A curiosidade como modo de vida
Os smartphones e os tablets não existiriam sem o trabalho do alemão Peter Gruenberg, ganhador do Prêmio Nobel de Física em 2007, em parceria com o cientista francês Albert Fert. Nos anos 80, a dupla descobriu a magnetorresistência gigante, que permite armazenar mais dados em menos espaço nos discos rígidos. Foi o atalho para que os discos que equipam os aparelhos eletrônicos se tornassem cada vez menores. O estudo que os levou à premiação baseia-se nos princípios da nanotecnologia. Camadas de cobalto e cobre aplicadas aos leitores fazem com que eles se tornem extremamente sensíveis, aptos a detectar gravações em áreas muito menores do que nos sistemas convencionais. Fert, o parceiro de Gruenberg, saiu-se com uma tirada ao cruzar com alguns de seus alunos no dia do Nobel, há onze anos. Eles levavam iPods. “Vocês se queixam de estudar física? É ela que permite a vocês escutar música nesses aparelhos.”
O iPod saiu de linha, mas os benefícios do achado de Gruenberg, não — e certamente perdurarão por décadas, num belo casamento entre a ciência e a realidade das coisas práticas e cada vez mais diminutas. Ele gostava de recordar, sempre que possível, como se dera seu primeiro contato com o mundo dos laboratórios e como o interesse infantil o entusiasmou durante toda a vida. Ainda criança, dizia ter se encantado com a forma como os planetas orbitam o Sol. Buscou entendê-la e nunca mais abandonou esse tipo de procura pela compreensão do que parecia insondável, com a curiosidade a alimentá-lo. Em um comunicado sobre a morte de Gruenberg, o Centro de Pesquisa Juelich, na Alemanha, um dos maiores da Europa, ao qual ele era vinculado e onde deu aulas até 2004, afirmou: “Sem exagerar, pode-se dizer que sua descoberta mudou nossa vida”. Os motivos da morte de Gruenberg não foram revelados. Ele tinha 78 anos.
Canções para arrochar
![Fossa – A rainha de um estilo tratado como uma versão moderna da seresta](https://veja.abril.com.br/wp-content/uploads/2018/04/nira-guerreira_c2a9correio-da-bahia.jpg?quality=70&strip=info&w=650)

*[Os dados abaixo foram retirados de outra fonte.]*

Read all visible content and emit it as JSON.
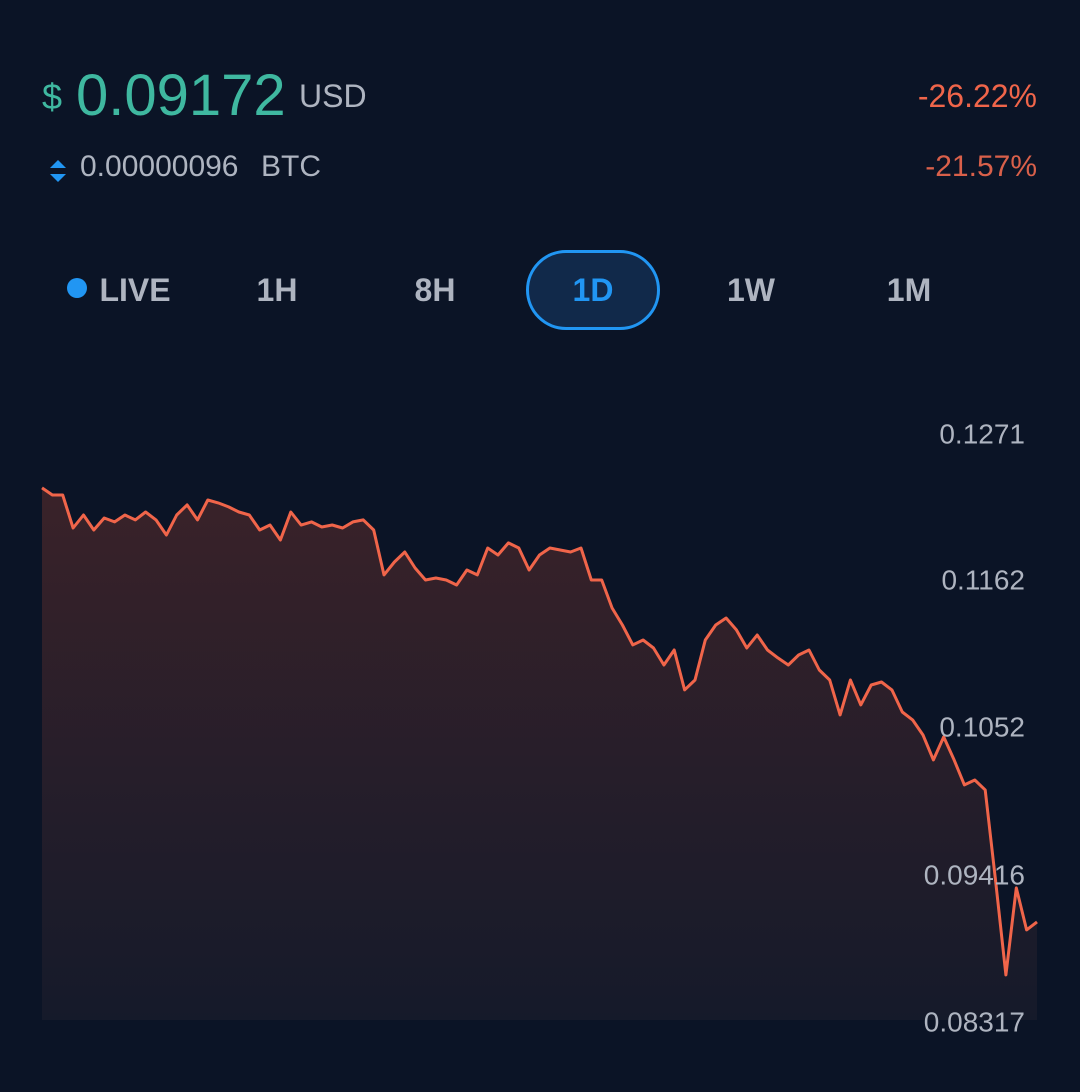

Surgido na Bahia no início da década passada, o arrocha é uma versão moderna da antiga seresta. As baladas românticas ganharam a adição de teclado eletrônico e de saxofone. Os temas se assemelham aos contos de amor perdido do universo sertanejo. O termo surgiu do inevitável agarra-agarra (ou “arrochar”) do público que ia se esbaldar ao som de artistas do gênero. Uma das mais queridas era Nira Guerreira, que morreu, na segunda-feira 9, por complicações de um câncer de pulmão. A cantora, de 56 anos, era uma das principais vozes do estilo, ao lado de Nara Costta, Pablo e Silvanno Salles. Seu repertório, além das inevitáveis canções de fossa, tinha sucessos pop vertidos para a eletrônica baiana — ela cantava, por exemplo, Apenas Mais Uma de Amor, de Lulu Santos.
A carreira de Nira começou em 2001, quando ela se apresentava nas noites de Salvador. A cantora inclusive criou uma iguaria para acompanhar suas performances: um cozido de carnes, verduras e pirão. O cozido de Nira Guerreira, como foi apelidado, virou combustível de um evento que percorria a capital baiana. Embora seu trabalho nunca tenha passado a fronteira da Bahia, Nira emplacou alguns hinos. Um deles, A Culpa É Sua, sobre uma mulher traída, foi entoado em seu funeral por uma multidão de fãs.